À propos de la piste de réflexion P-3 du rapport Corbo

la capacité de reconnaître des nombres naturels entiers, décimaux ou fractionnaires, la capacité de les exprimer de façon écrite ou chiffrée, la compréhension des composantes d'un nombre et de l'utilisation du point ou de la virgule 2

Qu'entend-on par utilisation du point, alors que dans le programme d'étude de 1974 on a pris position, au Québec, pour la virgule? Pourquoi ramener ce questionnement?

la capacité d'effectuer les quatre opérations et d'utiliser les unités de mesure de base

Quelles sont les attentes vis-à-vis effectuer les quatre opérations? Que doit-on comprendre? Pourquoi insister sur des apprentissages qui sont de moins en moins utilisés aujourd'hui? Ne faudrait-il pas mettre l'accent sur le sens des opérations et l'usage de différents outils technologiques et leurs algorithmes de calculs? Que veux-t-on dire par unités de mesure de base? Pourquoi parle-t-on d'unités de mesure avec les opérations? Faut-il comprendre domaine plutôt qu'unités de mesure? Quels liens faut-il faire?

la capacité de calculer mentalement des nombres simples et celle d'estimer si le résultat obtenu par l'utilisation d'une calculatrice se situe dans un ordre de grandeur juste

Plutôt que de consacrer du temps à des apprentissages non-stimulants : algorithme papier-crayon et les quatre opérations, la mémorisation et le calcul rapide, il est essentiel de déveloper des algorithmes de calcul mental où l'élève aura à faire des estimations, des approximations et parfois des calculs exacts. Cela devrait être lié au développement et à l'utilisation des technologies en classe au primaire.

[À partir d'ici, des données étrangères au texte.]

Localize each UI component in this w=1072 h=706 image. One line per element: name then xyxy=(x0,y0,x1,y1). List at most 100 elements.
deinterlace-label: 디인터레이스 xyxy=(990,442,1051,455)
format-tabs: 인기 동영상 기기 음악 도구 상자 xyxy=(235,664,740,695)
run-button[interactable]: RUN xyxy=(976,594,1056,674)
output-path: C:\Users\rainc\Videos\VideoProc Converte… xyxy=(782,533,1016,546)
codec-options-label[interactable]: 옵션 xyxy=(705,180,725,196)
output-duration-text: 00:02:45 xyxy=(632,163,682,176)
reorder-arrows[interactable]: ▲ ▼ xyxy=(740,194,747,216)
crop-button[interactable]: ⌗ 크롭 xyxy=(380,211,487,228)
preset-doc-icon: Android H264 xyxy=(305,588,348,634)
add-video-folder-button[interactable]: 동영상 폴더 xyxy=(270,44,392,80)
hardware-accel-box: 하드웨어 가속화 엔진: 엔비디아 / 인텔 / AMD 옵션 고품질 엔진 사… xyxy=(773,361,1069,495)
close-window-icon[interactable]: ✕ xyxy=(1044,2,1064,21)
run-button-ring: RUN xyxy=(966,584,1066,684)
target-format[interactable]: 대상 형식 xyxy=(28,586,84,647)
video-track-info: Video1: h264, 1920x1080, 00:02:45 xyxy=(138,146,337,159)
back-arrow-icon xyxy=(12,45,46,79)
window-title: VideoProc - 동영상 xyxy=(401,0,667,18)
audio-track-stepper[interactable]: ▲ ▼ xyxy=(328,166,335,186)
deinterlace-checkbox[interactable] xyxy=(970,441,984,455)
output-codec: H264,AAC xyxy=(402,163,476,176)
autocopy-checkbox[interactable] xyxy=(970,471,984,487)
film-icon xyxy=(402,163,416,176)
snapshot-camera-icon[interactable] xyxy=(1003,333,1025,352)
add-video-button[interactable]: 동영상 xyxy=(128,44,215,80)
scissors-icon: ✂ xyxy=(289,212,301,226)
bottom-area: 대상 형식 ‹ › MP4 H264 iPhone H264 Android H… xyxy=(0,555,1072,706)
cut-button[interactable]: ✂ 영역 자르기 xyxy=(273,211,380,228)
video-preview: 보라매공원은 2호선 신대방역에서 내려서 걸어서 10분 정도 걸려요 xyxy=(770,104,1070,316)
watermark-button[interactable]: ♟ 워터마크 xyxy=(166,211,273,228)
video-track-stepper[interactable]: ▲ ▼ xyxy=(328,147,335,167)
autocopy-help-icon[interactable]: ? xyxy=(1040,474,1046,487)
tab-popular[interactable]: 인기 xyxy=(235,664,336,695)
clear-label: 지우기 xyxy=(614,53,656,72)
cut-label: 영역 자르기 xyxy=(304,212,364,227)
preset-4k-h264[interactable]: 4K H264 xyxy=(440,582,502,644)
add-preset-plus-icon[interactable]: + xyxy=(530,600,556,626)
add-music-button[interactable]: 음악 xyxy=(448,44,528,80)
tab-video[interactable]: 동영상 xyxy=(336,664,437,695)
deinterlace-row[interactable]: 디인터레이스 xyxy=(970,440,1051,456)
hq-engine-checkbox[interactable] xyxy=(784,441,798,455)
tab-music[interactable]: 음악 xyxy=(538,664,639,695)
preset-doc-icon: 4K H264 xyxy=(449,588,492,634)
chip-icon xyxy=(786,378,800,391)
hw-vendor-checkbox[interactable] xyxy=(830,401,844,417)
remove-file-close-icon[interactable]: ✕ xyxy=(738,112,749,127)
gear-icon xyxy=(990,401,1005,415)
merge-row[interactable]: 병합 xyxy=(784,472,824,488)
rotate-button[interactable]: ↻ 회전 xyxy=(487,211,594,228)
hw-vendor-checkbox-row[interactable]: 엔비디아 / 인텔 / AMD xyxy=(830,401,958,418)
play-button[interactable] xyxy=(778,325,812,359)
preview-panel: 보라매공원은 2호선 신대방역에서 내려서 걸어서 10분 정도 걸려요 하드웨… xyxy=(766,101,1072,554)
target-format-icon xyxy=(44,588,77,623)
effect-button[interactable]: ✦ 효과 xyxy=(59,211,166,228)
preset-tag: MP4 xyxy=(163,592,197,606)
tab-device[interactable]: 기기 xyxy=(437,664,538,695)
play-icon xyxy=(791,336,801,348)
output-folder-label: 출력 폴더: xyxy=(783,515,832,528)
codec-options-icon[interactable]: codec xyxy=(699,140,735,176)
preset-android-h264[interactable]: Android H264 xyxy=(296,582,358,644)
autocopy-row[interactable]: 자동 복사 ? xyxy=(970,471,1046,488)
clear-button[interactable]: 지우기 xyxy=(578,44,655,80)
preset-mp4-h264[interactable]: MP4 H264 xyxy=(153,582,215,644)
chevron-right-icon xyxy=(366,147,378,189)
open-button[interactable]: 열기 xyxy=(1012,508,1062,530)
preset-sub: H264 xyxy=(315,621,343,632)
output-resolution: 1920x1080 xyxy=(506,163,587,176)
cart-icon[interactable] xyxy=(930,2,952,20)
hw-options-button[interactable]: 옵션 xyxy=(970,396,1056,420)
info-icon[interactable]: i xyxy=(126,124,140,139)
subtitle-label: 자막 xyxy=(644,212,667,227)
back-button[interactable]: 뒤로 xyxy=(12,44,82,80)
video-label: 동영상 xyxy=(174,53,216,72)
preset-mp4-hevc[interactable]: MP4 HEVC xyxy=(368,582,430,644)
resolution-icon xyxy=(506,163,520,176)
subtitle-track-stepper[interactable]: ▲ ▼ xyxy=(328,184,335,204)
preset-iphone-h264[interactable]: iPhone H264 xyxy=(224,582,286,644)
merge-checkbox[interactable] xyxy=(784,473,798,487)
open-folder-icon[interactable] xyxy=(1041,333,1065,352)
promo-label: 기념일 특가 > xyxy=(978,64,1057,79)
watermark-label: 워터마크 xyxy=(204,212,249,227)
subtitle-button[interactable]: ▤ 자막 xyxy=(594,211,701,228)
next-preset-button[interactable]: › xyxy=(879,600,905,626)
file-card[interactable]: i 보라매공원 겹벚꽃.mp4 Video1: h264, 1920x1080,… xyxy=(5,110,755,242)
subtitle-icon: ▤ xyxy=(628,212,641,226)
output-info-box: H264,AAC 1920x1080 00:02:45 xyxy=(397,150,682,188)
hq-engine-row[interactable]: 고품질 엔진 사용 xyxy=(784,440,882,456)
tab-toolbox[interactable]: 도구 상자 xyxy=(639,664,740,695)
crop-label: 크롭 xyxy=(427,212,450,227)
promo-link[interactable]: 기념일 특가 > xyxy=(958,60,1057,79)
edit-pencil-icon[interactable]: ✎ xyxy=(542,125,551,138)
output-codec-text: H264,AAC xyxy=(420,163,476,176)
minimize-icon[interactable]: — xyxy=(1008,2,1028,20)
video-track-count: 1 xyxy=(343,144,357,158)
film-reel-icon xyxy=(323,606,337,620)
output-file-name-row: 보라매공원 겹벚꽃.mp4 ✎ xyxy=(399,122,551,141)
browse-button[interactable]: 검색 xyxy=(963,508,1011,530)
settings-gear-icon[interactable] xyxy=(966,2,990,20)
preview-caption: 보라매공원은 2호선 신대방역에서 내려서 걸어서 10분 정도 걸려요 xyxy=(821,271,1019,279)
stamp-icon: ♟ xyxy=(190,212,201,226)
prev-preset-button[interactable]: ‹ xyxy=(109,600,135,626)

la capacité de reconnaître et de traiter les données utiles à la résolution d'un problème et d'expliquer la démarche suivie pour arriver à la solution

Il nous semble essentiel de varier les activités de résolution de problèmes. Il faut aller au-delà de la résolution de problèmes où l'élève travaille de façon individuelle avec papier-crayon. Il faut introduire, à la résolution de problèmes, le travail en équipe lors de la recherche de solution et miser sur le travail de synthèse et la rédaction de la communication ou solution en équipe et en grand groupe. La pratique de la résolution de problèmes dans les classes au Québec doit intégrer davantage le volet de la communication de la solution; le langage mathématique doit jouer un rôle de premier ordre.

la capacité de reconnaître et de reconstruire les principales formes géométriques, en connaissant leurs caractéristiques essentielles

Que dire de la géométrie? Cette proposition est tout à fait incomplète. Où se trouve la géométrie des transformations? Comment interpréter formes géométriques? Figures et solides... Et les relations spatiales...

la capacité d'appliquer les notions mathématiques et de mesurer, en terme d'espace, de masse, de poids, de temps dans des situations simples de la vie quotidienne

Il est tout à fait farfelu de penser à introduire la notion de physique qu'est le poids au primaire. D'autres domaines de la mesure ont été relégué aux autres matières scolaire du primaire, la masse aux sciences de la nature, le temps aux sciences humaines, un autre pas en arrière. D'ailleurs ces domaines de la mesure y trouvent plus davantages et plus d'applications dans ces matières. Comment justifiez-vous cette vision vers le passé plutôt que vers l'avenir pour préparer le jeune à l'an 2000? Cela dit, rien n'empêche de présenter aux élèves des problèmes faisant appel à ces domaines de la mesure.

L'école primaire ne vise pas qu'à faire reconnaître et reconstruire des notions, elle vise le développement d'habiletés qui se réalisera par les savoir, les savoir-faire et les savoir-être. Il est important que l'élève soit confronté avec des situations qui l'amèneront à construire ses apprentissages et ce, en terme de connaissances, de "comment faire" et de la résolution de problèmes3.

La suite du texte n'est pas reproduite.